Enter: the medicine ball hamstring curl.
The key to this exercise is to bridge up with your feet on the medicine ball so you’re using your glutes to extend your hips. Then, curl the ball back toward you using your hamstrings to flex your knees.
Going back and forth through knee flexion and extension while bridging up trains your glutes and hamstrings to work together in a unique way.
Your glutes are your strongest hip extensors, and your hamstrings assist with hip extension. However, in this leg curl exercise, you’re also getting your hamstrings to function eccentrically to resist knee extension as the ball goes out, and then concentrically to flex the knee as the ball comes back.
This is a challenging exercise for some people, so I recommend starting out with a standard bridge if you struggle at first. Start with 3-5 reps of a standard bridge with a 10-second hold at the top, and then progress to med ball hamstring curl for 6-10 reps.
Extra Credit: Conditioning with Wall Balls
I sometimes incorporate medicine balls during circuits at the end of workouts for conditioning. I use different medicine ball throw variations for this at times, I prefer to keep throws in the power development category.
My favorite medicine ball exercise for conditioning is the wall ball.
5. Wall Balls
What I like most about the wall ball is that it elevates your heart rate in a total-body movement while avoiding the ground-reaction forces of movements like jumping or running.
I use both bodyweight and goblet squats in conditioning circuits at times, and I like to think the wall ball sits somewhere in the middle of the spectrum of squat-based options.
The total-body nature required to propel the ball up at a spot on the wall several feet above you generates a decent cardiovascular stimulus with very little stress on the joints.
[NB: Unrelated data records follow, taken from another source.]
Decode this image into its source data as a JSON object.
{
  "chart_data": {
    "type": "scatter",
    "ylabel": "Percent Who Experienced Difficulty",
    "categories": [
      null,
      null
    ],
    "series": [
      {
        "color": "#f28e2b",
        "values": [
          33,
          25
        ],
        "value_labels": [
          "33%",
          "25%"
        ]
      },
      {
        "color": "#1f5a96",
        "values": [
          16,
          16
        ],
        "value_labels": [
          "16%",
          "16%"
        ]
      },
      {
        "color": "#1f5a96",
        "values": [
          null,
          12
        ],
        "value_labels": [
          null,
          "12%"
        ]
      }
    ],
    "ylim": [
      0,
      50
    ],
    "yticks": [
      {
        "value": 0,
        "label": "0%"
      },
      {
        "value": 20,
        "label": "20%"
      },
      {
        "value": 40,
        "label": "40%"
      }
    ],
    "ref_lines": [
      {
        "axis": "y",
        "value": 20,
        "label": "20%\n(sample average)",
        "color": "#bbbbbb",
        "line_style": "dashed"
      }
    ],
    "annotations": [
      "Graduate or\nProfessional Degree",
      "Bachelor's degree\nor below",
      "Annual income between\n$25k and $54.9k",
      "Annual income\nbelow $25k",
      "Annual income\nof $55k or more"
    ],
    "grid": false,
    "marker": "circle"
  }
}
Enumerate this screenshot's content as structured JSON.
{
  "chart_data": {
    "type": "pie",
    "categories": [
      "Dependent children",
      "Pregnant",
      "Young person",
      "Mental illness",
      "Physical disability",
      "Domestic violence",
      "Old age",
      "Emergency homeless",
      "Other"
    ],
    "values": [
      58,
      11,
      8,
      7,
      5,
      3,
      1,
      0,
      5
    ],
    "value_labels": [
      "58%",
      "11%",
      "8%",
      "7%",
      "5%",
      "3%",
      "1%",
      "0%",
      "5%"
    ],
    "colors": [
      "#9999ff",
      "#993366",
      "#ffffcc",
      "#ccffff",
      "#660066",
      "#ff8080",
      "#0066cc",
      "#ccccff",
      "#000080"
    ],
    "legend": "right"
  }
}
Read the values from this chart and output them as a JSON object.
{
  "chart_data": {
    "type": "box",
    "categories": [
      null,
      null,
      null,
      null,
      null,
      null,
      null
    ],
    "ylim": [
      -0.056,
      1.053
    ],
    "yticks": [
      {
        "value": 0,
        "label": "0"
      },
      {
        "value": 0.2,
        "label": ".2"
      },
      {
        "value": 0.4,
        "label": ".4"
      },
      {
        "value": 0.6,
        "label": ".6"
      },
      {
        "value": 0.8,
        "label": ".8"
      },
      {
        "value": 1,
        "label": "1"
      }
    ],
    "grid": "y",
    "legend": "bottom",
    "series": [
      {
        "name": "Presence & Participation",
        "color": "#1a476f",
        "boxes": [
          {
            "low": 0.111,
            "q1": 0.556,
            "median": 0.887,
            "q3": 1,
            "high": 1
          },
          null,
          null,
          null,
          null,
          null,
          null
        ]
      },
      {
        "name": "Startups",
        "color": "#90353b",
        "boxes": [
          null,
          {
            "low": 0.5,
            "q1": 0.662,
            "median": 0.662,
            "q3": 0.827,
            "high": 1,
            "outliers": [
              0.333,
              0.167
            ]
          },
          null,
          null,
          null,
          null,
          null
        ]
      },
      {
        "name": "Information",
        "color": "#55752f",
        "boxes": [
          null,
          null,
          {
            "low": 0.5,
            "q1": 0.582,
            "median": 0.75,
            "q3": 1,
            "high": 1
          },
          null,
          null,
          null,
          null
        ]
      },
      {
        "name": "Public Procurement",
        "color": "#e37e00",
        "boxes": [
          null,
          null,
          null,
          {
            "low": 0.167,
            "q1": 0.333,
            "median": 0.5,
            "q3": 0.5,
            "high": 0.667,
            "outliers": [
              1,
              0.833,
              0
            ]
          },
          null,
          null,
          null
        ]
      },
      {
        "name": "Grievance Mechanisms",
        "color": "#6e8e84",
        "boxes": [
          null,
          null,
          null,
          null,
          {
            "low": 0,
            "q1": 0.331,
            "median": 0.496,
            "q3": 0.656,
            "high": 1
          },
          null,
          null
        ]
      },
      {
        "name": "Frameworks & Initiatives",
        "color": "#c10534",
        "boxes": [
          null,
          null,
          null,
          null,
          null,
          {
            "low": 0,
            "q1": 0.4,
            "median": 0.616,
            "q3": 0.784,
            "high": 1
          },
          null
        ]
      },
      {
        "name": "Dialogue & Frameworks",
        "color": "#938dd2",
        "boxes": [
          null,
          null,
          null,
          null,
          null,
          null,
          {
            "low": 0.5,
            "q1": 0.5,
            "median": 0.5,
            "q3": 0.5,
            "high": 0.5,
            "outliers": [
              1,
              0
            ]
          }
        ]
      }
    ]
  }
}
I like using something between 5-10 reps when including the wall ball as part of a metabolic conditioning circuit.
All that said, there is a variety of equipment for all types of movements, from barbells, to sandbags, to kettlebells, to any and everything in between.
But now you understand how many boxes the medicine ball can tick. Given how inexpensive, light, and space-saving they are, they are a tremendously valuable addition to any gym.
If anything, including medicine ball exercises in your current training routine is a great way to change things up and provide a new stimulus.
Disclaimer: The views and opinions expressed in this article are my own and not those of my employer. This article was written on my own personal computer and not as part of any work done for my employer.